Requirements for Completion: In order to complete this course successfully you must satisfactorily complete one short labeling quiz, one formal analysis writing assignment, and pass the final exam with a score of 70% or higher.

Note that you will only receive an official grade on your final exam.  However, in order to adequately prepare for this exam, you will need to work through both the quiz and analysis assignment.

Your score on the exam will be tabulated as soon as you complete it.  If you do not pass the exam, you may take it again.

Time Commitment: This course will take a total of approximately 43 hours to complete.

Tips/Suggestions: As with any art history course, it is important that you take time to carefully examine any and all images presented in this course.  Pay careful attention to images presented in video lectures, and pause the videos or go back as necessary to review.  Most images also can be easily located in a Google search.



Learning Outcomes  showclose

Upon successful completion of this course, the student will be able to:
  • Demonstrate an understanding of the general arc of the history of ancient Rome.
  • Identify the major historical events in ancient Roman history and the emperors who presided during these events.
  • Demonstrate an understanding of the vital role that imagery, especially architecture, played in Rome’s political and cultural world.
  • Identify the origins of various styles that the Romans borrowed and explain how they were re-purposed.
  • Identify the major stylistic developments from Rome’s origins to its demise.
  • Identify the styles that were popular under the rule of different emperors, and explain how those styles relate to a political ideology.
  • Discuss the different building techniques used by the Romans and explain how the development of new techniques changed the appearance of Roman architecture.
  • Demonstrate an understanding of the different provinces of the Roman Empire and the ways in which regional differences are apparent in architecture.
  • Identify specific monuments and be able to provide basic identifying information: title, date, location, architects (if known), patron.
  • Explain the importance of Roman architecture in shaping the architecture of later Western civilizations.

Course Requirements  showclose

In order to take this course, you must:

√    Have access to a computer

√    Have continuous broadband internet access

√    Have the ability/permission to install plug-ins or software (e.g.

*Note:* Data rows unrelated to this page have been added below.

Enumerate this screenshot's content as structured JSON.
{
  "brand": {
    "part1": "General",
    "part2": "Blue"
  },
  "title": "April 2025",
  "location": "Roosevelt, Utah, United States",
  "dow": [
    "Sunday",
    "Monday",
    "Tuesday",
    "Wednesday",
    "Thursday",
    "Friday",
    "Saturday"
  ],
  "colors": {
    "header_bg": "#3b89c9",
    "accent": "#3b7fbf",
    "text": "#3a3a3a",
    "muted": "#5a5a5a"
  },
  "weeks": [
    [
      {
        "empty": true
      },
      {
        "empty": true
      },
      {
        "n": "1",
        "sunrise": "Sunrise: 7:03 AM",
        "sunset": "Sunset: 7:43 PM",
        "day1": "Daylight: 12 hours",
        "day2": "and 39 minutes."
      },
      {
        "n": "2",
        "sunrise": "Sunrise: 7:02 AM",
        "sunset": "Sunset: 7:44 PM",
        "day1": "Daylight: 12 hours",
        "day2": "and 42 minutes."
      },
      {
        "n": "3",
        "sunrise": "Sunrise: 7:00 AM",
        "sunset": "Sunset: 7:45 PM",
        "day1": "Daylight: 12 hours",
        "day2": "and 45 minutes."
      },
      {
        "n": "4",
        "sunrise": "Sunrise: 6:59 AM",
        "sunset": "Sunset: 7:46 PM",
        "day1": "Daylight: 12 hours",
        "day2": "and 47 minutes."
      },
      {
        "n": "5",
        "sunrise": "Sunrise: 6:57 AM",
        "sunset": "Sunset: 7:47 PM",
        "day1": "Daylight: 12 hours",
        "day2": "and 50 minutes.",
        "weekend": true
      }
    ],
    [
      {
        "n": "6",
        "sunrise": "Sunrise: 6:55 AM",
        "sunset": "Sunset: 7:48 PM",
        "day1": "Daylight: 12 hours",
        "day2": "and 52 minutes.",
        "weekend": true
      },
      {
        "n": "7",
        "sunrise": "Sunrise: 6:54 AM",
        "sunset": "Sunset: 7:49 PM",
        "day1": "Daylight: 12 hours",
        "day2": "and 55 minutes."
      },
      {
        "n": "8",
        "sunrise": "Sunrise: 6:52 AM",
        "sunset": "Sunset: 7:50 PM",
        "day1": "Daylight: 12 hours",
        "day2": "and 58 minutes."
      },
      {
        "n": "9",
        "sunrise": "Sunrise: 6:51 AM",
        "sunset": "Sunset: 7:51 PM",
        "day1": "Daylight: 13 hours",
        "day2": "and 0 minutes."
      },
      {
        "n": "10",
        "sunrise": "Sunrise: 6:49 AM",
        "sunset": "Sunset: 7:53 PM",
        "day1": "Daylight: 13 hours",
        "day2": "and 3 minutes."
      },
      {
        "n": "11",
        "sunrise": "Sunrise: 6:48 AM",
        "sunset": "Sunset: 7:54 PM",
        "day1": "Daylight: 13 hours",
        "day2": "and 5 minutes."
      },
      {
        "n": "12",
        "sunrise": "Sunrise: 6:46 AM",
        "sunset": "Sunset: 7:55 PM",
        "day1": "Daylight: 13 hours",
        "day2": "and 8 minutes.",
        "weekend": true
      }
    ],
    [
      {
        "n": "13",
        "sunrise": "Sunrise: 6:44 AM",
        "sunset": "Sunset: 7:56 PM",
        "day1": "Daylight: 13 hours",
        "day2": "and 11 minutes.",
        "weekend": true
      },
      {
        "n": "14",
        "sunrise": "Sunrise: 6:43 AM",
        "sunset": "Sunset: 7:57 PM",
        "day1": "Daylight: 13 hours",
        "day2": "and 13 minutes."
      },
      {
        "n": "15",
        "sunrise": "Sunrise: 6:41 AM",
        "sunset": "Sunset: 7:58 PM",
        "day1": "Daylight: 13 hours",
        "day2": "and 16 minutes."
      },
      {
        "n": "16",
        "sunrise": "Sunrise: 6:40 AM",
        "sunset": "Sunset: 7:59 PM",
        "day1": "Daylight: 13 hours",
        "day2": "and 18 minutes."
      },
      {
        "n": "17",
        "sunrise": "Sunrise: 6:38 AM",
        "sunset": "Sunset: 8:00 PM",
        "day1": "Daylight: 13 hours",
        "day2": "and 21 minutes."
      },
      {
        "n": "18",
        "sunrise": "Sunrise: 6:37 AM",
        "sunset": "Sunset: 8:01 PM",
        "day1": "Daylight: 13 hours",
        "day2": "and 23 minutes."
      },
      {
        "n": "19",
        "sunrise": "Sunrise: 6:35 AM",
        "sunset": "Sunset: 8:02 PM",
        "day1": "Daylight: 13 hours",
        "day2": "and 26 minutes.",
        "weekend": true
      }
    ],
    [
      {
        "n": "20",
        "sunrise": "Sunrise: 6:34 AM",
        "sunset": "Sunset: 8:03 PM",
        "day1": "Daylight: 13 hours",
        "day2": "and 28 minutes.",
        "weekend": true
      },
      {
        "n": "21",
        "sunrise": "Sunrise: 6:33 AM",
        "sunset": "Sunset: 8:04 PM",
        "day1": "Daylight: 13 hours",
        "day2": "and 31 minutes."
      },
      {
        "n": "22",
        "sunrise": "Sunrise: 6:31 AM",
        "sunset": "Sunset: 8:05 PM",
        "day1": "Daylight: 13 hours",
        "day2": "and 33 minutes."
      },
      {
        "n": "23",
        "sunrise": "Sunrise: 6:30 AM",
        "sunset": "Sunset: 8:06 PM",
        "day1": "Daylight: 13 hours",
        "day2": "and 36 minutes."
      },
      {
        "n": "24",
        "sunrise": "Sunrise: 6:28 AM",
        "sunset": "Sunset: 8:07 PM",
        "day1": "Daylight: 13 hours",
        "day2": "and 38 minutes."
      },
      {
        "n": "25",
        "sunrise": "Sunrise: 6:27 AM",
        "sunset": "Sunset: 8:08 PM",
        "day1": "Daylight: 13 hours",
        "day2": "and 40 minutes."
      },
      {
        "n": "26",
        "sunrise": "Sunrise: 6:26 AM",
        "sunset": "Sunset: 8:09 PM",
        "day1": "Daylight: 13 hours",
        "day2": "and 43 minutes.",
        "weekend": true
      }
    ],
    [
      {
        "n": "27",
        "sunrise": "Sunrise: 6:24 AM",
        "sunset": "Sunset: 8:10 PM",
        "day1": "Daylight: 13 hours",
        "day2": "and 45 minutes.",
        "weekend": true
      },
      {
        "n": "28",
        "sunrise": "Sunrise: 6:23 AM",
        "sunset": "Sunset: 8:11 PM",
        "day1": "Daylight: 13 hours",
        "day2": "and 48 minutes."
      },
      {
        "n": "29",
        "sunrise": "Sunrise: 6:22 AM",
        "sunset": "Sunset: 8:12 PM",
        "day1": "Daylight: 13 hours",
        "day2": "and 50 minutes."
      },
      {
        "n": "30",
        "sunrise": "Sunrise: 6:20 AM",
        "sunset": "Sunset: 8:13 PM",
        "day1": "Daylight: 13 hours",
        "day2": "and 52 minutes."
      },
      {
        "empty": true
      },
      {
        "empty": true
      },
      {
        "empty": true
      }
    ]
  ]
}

Adobe Reader of Flash)

√    Have the ability to download and save files and documents to a computer

√    Have the ability to open Microsoft files and documents (.doc, .ppt, .xls, etc.)

√    Be competent in the English language

√    Have read the Saylor Student Handbook.

√    Have completed ARTH101: Art Appreciation and Techniques, ARTH110: Introduction to Western Art History—Pre-historic to High Gothic, ARTH111: Introduction to Western Art History—Proto-Renaissance to Contemporary Art, and four 200-level ARTH courses.